60 Nevertheless, the word "fair" has, in my opinion, work to do. In a contractual context, this additional word suggests that the valuation should proceed on the assumption, which may be contrary to the facts of a particular contractual relationship, that there is no impediment to the process of bargaining, whether in terms of availability of information or restraints arising from the characteristics of a particular vendor or purchaser or otherwise. Issues will arise, however, when determining what aspects of the particular relationship are of a character which inhere in the item of the property itself, as distinct from those which should be treated as excluded by the concept of a "fair market value"."
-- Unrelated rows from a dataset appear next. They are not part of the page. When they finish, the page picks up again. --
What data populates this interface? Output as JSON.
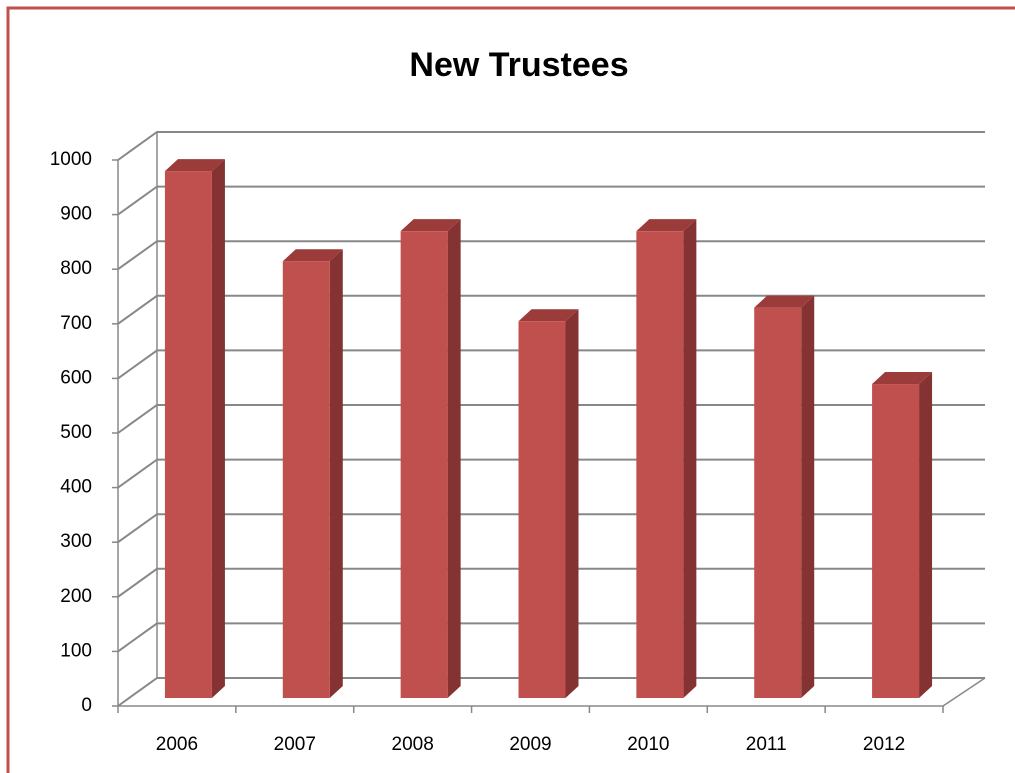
{
  "chart_data": {
    "type": "bar3d",
    "title": "New Trustees",
    "categories": [
      "2006",
      "2007",
      "2008",
      "2009",
      "2010",
      "2011",
      "2012"
    ],
    "values": [
      965,
      800,
      855,
      690,
      855,
      715,
      575
    ],
    "color": "#c0504d",
    "ylim": [
      0,
      1000
    ],
    "yticks": [
      0,
      100,
      200,
      300,
      400,
      500,
      600,
      700,
      800,
      900,
      1000
    ],
    "grid": true
  }
}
"21 The statute does not define the expression "fair market value", but the expression has been defined in many different ways depending generally on the subject matter which the person seeking to define it had in mind. I do not think it necessary to attempt an exact definition of the expression as used in the statute other than to say that the words must be construed in accordance with the common understanding of them. That common understanding I take to mean the highest price an asset might reasonably be expected to bring if sold by the owner in the normal method applicable to the asset in question in the ordinary course of business in a market not exposed to any undue stresses and composed of willing buyers and sellers dealing at arm's length and under no compulsion to buy or sell. I would add that the foregoing understanding as I have expressed it in a general way includes what I conceive to be the essential element which is an open and unrestricted market in which the price is hammered out between willing and informed buyers and sellers on the anvil of supply and demand. These definitions are equally applicable to "fair market value" and "market value" and it is doubtful if the use of the word "fair" adds anything to the words "market value"."
"It may perhaps be open to question whether the expression "fair" adds anything to the meaning of the words "market value", except possibly to this extent that the market price must have some consistency and not be the effect of a transient boom or a sudden panic on the market."
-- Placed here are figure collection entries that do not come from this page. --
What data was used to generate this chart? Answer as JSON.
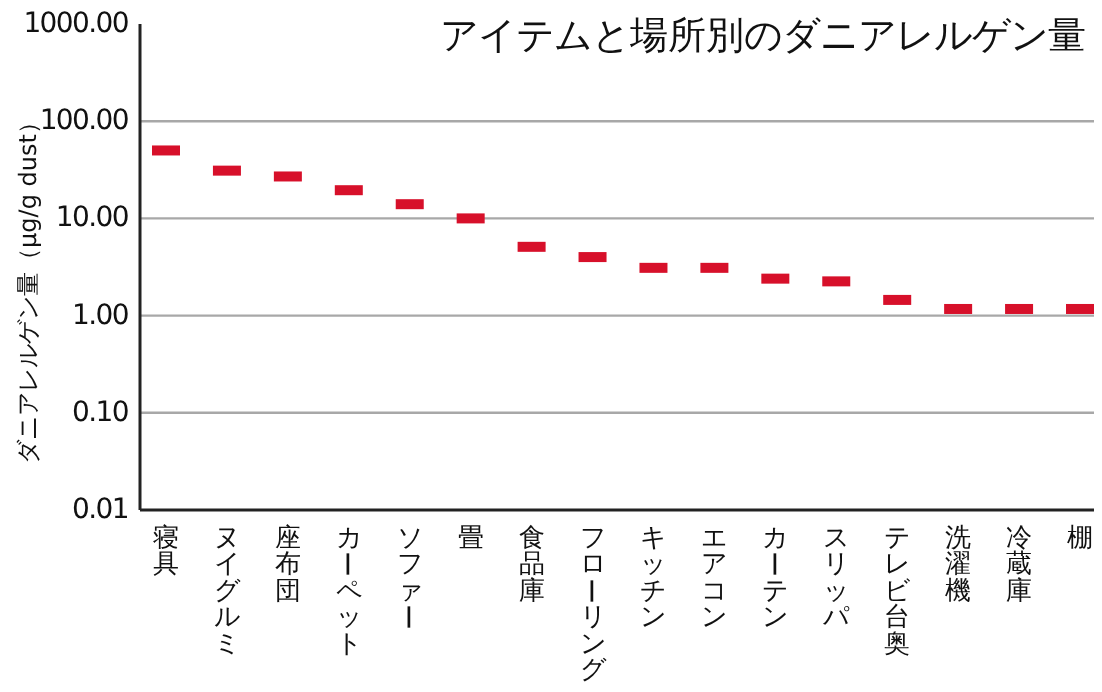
{
  "chart_data": {
    "type": "scatter",
    "title": "アイテムと場所別のダニアレルゲン量",
    "ylabel": "ダニアレルゲン量（μg/g dust）",
    "categories": [
      "寝具",
      "ヌイグルミ",
      "座布団",
      "カーペット",
      "ソファー",
      "畳",
      "食品庫",
      "フローリング",
      "キッチン",
      "エアコン",
      "カーテン",
      "スリッパ",
      "テレビ台奥",
      "洗濯機",
      "冷蔵庫",
      "棚"
    ],
    "series": [
      {
        "color": "#d7102a",
        "values": [
          50,
          31,
          27,
          19.5,
          14,
          10,
          5.1,
          4,
          3.1,
          3.1,
          2.4,
          2.25,
          1.45,
          1.17,
          1.17,
          1.17
        ]
      }
    ],
    "log": "y",
    "ylim": [
      0.01,
      1000
    ],
    "yticks": [
      {
        "value": 0.01,
        "label": "0.01"
      },
      {
        "value": 0.1,
        "label": "0.10"
      },
      {
        "value": 1,
        "label": "1.00"
      },
      {
        "value": 10,
        "label": "10.00"
      },
      {
        "value": 100,
        "label": "100.00"
      },
      {
        "value": 1000,
        "label": "1000.00"
      }
    ],
    "grid": "y"
  }
}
"27 The recurrent thought in these extracts is that the market price must have the element of consistency which precludes the existence of a transient boom or sudden panic and that the market price should be realistic rather than "ephemeral". If the undue stresses contemplated by Migneault J are present then those influences will result in a volatile rather than a consistent market and accordingly I would conclude that a market price subject to such influences cannot be considered as the "fair" market value, which it would be otherwise, and that this is the significance attributed by Mr. Justice Migneault in the use of the word "fair" before the words "market value"."
Analysis and conclusions
"such pricing sources and methods (which may include, without limitation, available prices for Securities with similar maturities, terms and credit characteristics as the relevant Equivalent Securities or Equivalent Margin Securities) as the non-Defaulting party considers appropriate…"
"Under the contract, the exercise in determining the "fair market value" is a broad one. The non-Defaulting Party is entitled to have regard to such pricing sources and methods, which may include without limitation available prices for securities with similar maturities, terms and credit characteristics, as it considers appropriate."